Eso hizo feliz a los mayores -Antes de irme tengo algo más que decirles… Usaremos el tiempo que tenían designado de entrenamiento con Padre para entrenar conmigo- Lo miraron confundidos -Si bien aprendieron solo a hacer portales y teletransportarse, es imperativo que reciban instrucción para que en el futuro no tengan inconvenientes-
-Eso es genial- Fue la respuesta sincera de Samael.
-Pero… -Azrael intervino -Deben prometer que no usaran ese conocimiento para escapar nuevamente-
Los menores lo pensaron un momento antes de responder al mismo tiempo -Prometido-
-Estupendo- La verdad es que Joel les cree, cuando ambos prometen algo lo cumplen -Ahora debo ir a cambiarme antes de la próxima reunión, beso la frente de los menores y se los entregó a Azrael.
-¿Besaras mi frente también hermano mayor?- preguntó El pelinegro con burla, sí, hoy deseaba fastidiarlo.

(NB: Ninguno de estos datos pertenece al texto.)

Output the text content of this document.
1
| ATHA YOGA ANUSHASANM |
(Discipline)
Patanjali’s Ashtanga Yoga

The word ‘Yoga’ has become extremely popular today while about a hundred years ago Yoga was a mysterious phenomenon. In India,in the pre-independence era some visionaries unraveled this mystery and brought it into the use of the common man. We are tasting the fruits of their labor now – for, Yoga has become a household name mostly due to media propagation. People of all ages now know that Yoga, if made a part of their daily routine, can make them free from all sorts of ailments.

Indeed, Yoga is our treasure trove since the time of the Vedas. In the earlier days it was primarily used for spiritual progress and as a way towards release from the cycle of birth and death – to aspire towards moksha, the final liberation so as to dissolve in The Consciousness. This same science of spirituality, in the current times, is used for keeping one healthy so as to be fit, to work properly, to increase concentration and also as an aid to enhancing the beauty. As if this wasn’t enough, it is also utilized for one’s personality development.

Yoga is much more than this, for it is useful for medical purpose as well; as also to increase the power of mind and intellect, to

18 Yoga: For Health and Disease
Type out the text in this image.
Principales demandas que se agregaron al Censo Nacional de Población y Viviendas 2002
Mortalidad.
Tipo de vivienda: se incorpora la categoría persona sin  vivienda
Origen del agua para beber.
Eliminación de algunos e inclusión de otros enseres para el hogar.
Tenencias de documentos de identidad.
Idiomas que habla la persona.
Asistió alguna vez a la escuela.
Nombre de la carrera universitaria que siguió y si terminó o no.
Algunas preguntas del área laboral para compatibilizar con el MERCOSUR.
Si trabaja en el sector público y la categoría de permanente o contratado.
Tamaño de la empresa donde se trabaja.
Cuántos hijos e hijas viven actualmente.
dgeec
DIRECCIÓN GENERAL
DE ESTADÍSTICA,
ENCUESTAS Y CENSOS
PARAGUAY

Joel gruñó, pero lo hizo antes de desaparecer con las mejillas doradas. Una sonrisa burlesca se dibujó en sus labios.
-Zazy…- La menor llamó.
-Dime hermanita-
Ella se apegó a su pecho -Podemos volver- bostezo -Me dio sueño.
Samael también bostezo -Yo igual- se tallo un poco los ojos.
El mayor los observó un instante, su mirada estaba llena de amor -Esta bien, pero antes de la siesta iremos directo a que tomen un baño caliente- Eso sin lugar a dudas los relajara -¿Les parece?- Ambos asintieron apoyados en sus hombros, la energía se les estaba agotando. Salió con ambos de la laguna y desaparecieron por un portal.